İnsanların şeriatten kopmaya ve başka yollar aramaya başladığı, şeriate bağlılığın son derece zayıfladığı bir dönemde bu hassasiyetleri yeniden gündeme taşımıştır. Bu uğurda önemli mücadeleler vermiş, dönemin bâtıl sistemiyle karşı karşıya gelmekten de çekinmemiştir.

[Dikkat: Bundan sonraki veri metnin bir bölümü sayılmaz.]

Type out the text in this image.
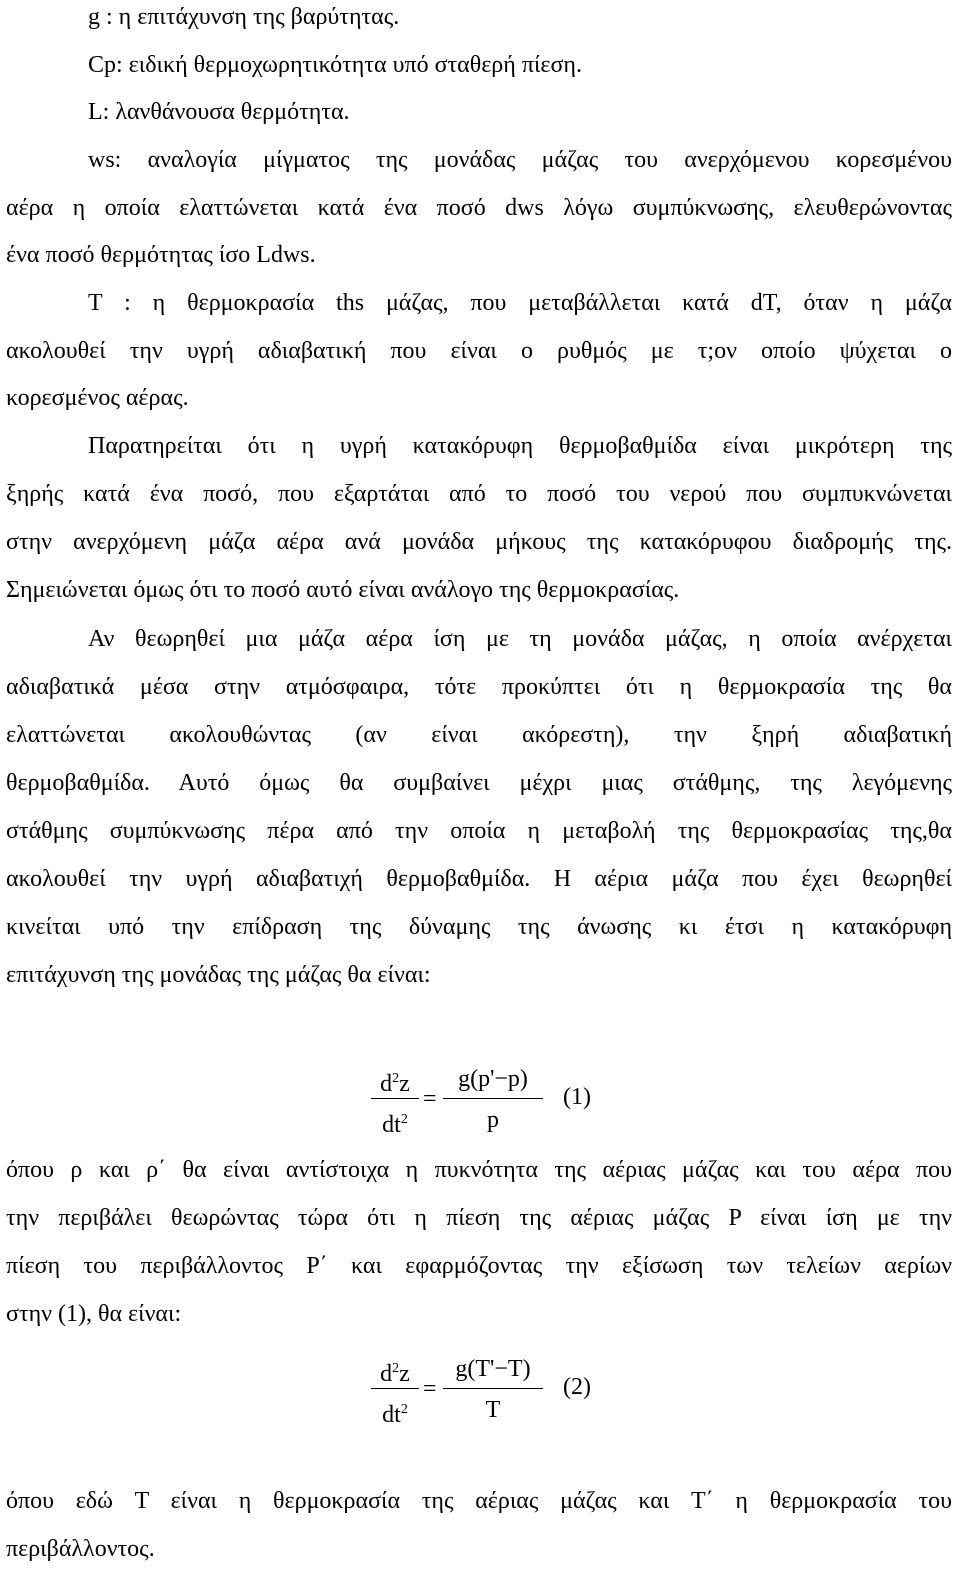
g : η επιτάχυνση της βαρύτητας.
Cp: ειδική θερμοχωρητικότητα υπό σταθερή πίεση.
L: λανθάνουσα θερμότητα.
ws: αναλογία μίγματος της μονάδας μάζας του ανερχόμενου κορεσμένου
αέρα η οποία ελαττώνεται κατά ένα ποσό dws λόγω συμπύκνωσης, ελευθερώνοντας
ένα ποσό θερμότητας ίσο Ldws.
T : η θερμοκρασία ths μάζας, που μεταβάλλεται κατά dT, όταν η μάζα
ακολουθεί την υγρή αδιαβατική που είναι ο ρυθμός με τ;ον οποίο ψύχεται ο
κορεσμένος αέρας.
Παρατηρείται ότι η υγρή κατακόρυφη θερμοβαθμίδα είναι μικρότερη της
ξηρής κατά ένα ποσό, που εξαρτάται από το ποσό του νερού που συμπυκνώνεται
στην ανερχόμενη μάζα αέρα ανά μονάδα μήκους της κατακόρυφου διαδρομής της.
Σημειώνεται όμως ότι το ποσό αυτό είναι ανάλογο της θερμοκρασίας.
Αν θεωρηθεί μια μάζα αέρα ίση με τη μονάδα μάζας, η οποία ανέρχεται
αδιαβατικά μέσα στην ατμόσφαιρα, τότε προκύπτει ότι η θερμοκρασία της θα
ελαττώνεται ακολουθώντας (αν είναι ακόρεστη), την ξηρή αδιαβατική
θερμοβαθμίδα. Αυτό όμως θα συμβαίνει μέχρι μιας στάθμης, της λεγόμενης
στάθμης συμπύκνωσης πέρα από την οποία η μεταβολή της θερμοκρασίας της,θα
ακολουθεί την υγρή αδιαβατιχή θερμοβαθμίδα. Η αέρια μάζα που έχει θεωρηθεί
κινείται υπό την επίδραση της δύναμης της άνωσης κι έτσι η κατακόρυφη
επιτάχυνση της μονάδας της μάζας θα είναι:
$d^2z$
$dt^2$
=
g(p'−p)
p
(1)
όπου ρ και ρ΄ θα είναι αντίστοιχα η πυκνότητα της αέριας μάζας και του αέρα που
την περιβάλει θεωρώντας τώρα ότι η πίεση της αέριας μάζας P είναι ίση με την
πίεση του περιβάλλοντος P΄ και εφαρμόζοντας την εξίσωση των τελείων αερίων
στην (1), θα είναι:
$d^2z$
$dt^2$
=
g(T'−T)
T
(2)
όπου εδώ T είναι η θερμοκρασία της αέριας μάζας και T΄ η θερμοκρασία του
περιβάλλοντος.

Mahmud Efendi Hazretleri İmâm-ı Rabbânî Hazretlerinin Tecdîd Usûlünü Takip Etti
Hayatın merkezinde yer alması gereken şeriatin neredeyse hayatın dışına çıkartılması, yapılan iş ve amellerde hakka uygunluk yerine, alışılagelmiş hayat tarzının öncelenmesi, İmâm-ı Rabbânî (Kuddise Sirruhû) Hazretleri’nin yaşamış olduğu dönemde olduğu gibi, günümüzün de en büyük sorunlarından birisidir. Bu sebeple Şeyhimiz Mahmud Efendi (Kuddise Sirruhû) Hazretleri de aynı hassasiyetle, benzer sorunların üstesinden gelmeye gayret etmiş; bu uğurda önemli mücadeleler vermiştir. Şeriatin modern şehirlerden uzak, sanki taşranın yaşam biçimi ya da örfü gibi görülüp gericilik olarak değerlendirildiği bir ortamda, İslâm şeâirine hak ettiği değerin, İstanbul’un merkezinde iadesini sağlamıştır.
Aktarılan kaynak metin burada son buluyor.